1.3 Troisième axe : Circulation des savoirs : savoirs publics/savoirs privés
Il s’agira dans cette session d’étudier la circulation des savoirs entre des lieux ou des espaces inégaux : les rapports de force entre les Etats se jouent aussi au niveau des savoirs. On retrouve la permanence d’une division du travail savant. L’opposition entre le centre qui produit les théories et les périphéries qui collectent les informations n’est en effet pas sans rappeler le clivage entre les savants européens et les informateurs indigènes. Mais cette main mise a aussi généré des stratégies de subversion, avec la logique d'itinérance des intellectuels lettrés au sein des empires[15]. Il sera particulièrement intéressant de se pencher sur les modes d'entrée dans une communauté savante, en prenant en compte les notions de transfert, de traduction, de métissage et d’hybridation.
Cette circulation des savoirs ne sera pas envisagée uniquement dans les institutions d’enseignement. Il faudra être attentif à ses autres circuits. Parallèlement à la réduction des moyens mis à disposition des universités publiques et à la fermeture de structures d'enseignement supérieur, se développe en effet dans les pays émergents un savoir privé, détenu par des bureaux d'études qui sont parfois les seuls prestataires de formations offertes aux nombreux nouveaux élus locaux. Les contenus transmis, sous couvert d'ingénierie sociale ou politique, véhiculent le plus souvent des conceptions strictement anglo-saxonnes de la démocratie.

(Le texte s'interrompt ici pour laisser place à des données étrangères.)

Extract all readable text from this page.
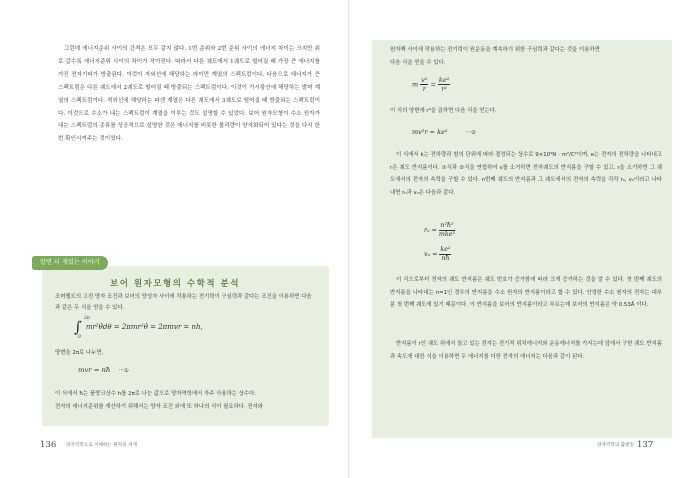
그런데 에너지준위 사이의 간격은 모두 같지 않다. 1번 준위와 2번 준위 사이의 에너지 차이는 크지만 위로 갈수록 에너지준위 사이의 차이가 작아진다. 따라서 다른 궤도에서 1궤도로 떨어질 때 가장 큰 에너지를 가진 전자기파가 방출된다. 이것이 자외선에 해당하는 라이먼 계열의 스펙트럼이다. 다음으로 에너지가 큰 스펙트럼은 다른 궤도에서 2궤도로 떨어질 때 방출되는 스펙트럼이다. 이것이 가시광선에 해당하는 발머 계열의 스펙트럼이다. 적외선에 해당하는 파센 계열은 다른 궤도에서 3궤도로 떨어질 때 방출되는 스펙트럼이다. 이것으로 수소가 내는 스펙트럼이 계열을 이루는 것도 설명할 수 있었다. 보어 원자모형이 수소 원자가 내는 스펙트럼의 종류를 성공적으로 설명한 것은 에너지를 비롯한 물리량이 양자화되어 있다는 것을 다시 한 번 확인시켜주는 것이었다.

알면 더 재밌는 이야기
보어 원자모형의 수학적 분석
조머펠트의 고전 양자 조건과 보어의 양성자 사이에 작용하는 전기력이 구심력과 같다는 조건을 이용하면 다음과 같은 두 식을 얻을 수 있다.
∫ 2π
0
mr²θ̇dθ = 2πmr²θ̇ = 2πmvr = nh,
양변을 2π로 나누면,
mvr = nħ ···①
이 식에서 ħ는 플랑크상수 h를 2π로 나눈 값으로 양자역학에서 자주 사용하는 상수다.
전자의 에너지준위를 계산하기 위해서는 양자 조건 외에 또 하나의 식이 필요하다. 전자와
136 양자역학으로 이해하는 원자의 세계
원자핵 사이에 작용하는 전기력이 원운동을 계속하기 위한 구심력과 같다는 것을 이용하면
다음 식을 얻을 수 있다.
m $\frac{\text{v²}}{r} = \frac{\text{ke²}}{\text{r²}}$
이 식의 양변에 r³을 곱하면 다음 식을 얻는다.
mv²r = ke²	···②
이 식에서 k는 전하량과 힘의 단위에 따라 결정되는 상수로 9×10⁹N · m²/C²이며, e는 전자의 전하량을 나타내고 r은 궤도 반지름이다. ①식과 ②식을 연립하여 v를 소거하면 전자궤도의 반지름을 구할 수 있고, r을 소거하면 그 궤도에서의 전자의 속력을 구할 수 있다. n번째 궤도의 반지름과 그 궤도에서의 전자의 속력을 각각 rₙ, vₙ이라고 나타내면 rₙ과 vₙ은 다음과 같다.
$r_n = \frac{\text{n²ħ²}}{\text{mke²}}$
$v_n = \frac{\text{ke²}}{nħ}$
이 식으로부터 전자의 궤도 반지름은 궤도 번호가 증가함에 따라 크게 증가하는 것을 알 수 있다. 첫 번째 궤도의 반지름을 나타내는 n=1인 경우의 반지름을 수소 원자의 반지름이라고 할 수 있다. 안정한 수소 원자의 전자는 대부분 첫 번째 궤도에 있기 때문이다. 이 반지름을 보어의 반지름이라고 부르는데 보어의 반지름은 약 0.53Å 이다.
반지름이 r인 궤도 위에서 돌고 있는 전자는 전기적 위치에너지와 운동에너지를 가지는데 앞에서 구한 궤도 반지름과 속도에 대한 식을 이용하면 두 에너지를 더한 전자의 에너지는 다음과 같이 된다.
양자역학의 출발점 137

Des enquêtes détaillées sur les offres de formations ou de renforcement des capacités et sur l’instrumentalisation locale par les experts eux-mêmes de ces programmes et de leurs contenus, permettraient de tracer le panorama du versant non universitaire des circulations de modèles et de schèmes de pensée, qui peuvent handicaper les acteurs locaux dans leurs efforts pour théoriser des situations non adaptées aux standards occidentaux d’analyse. Cela devrait permettre également d’imaginer des dispositifs qui soustraient ces savoirs à l’accaparement privé ou administratif, en les mettant par exemple à disposition des universités ou des collectivités territoriales. Aujourd’hui, au Mali, par exemple, les archives des structures d’appui aux collectivités territoriales sont devenues propriétés de l’administration, privant les collectivités d’une partie des données qui ont été produites sur elles depuis leur installation en 1999. Et il arrive que les ONG ou les bureaux d’études gardent par-devers eux les études qu’ils ont réalisées sur un territoire. Un savoir public est un savoir qui circule. En quoi les nouvelles technologies de l’information contribuent-elles (ou non) à cette accessibilité des savoirs ?[16]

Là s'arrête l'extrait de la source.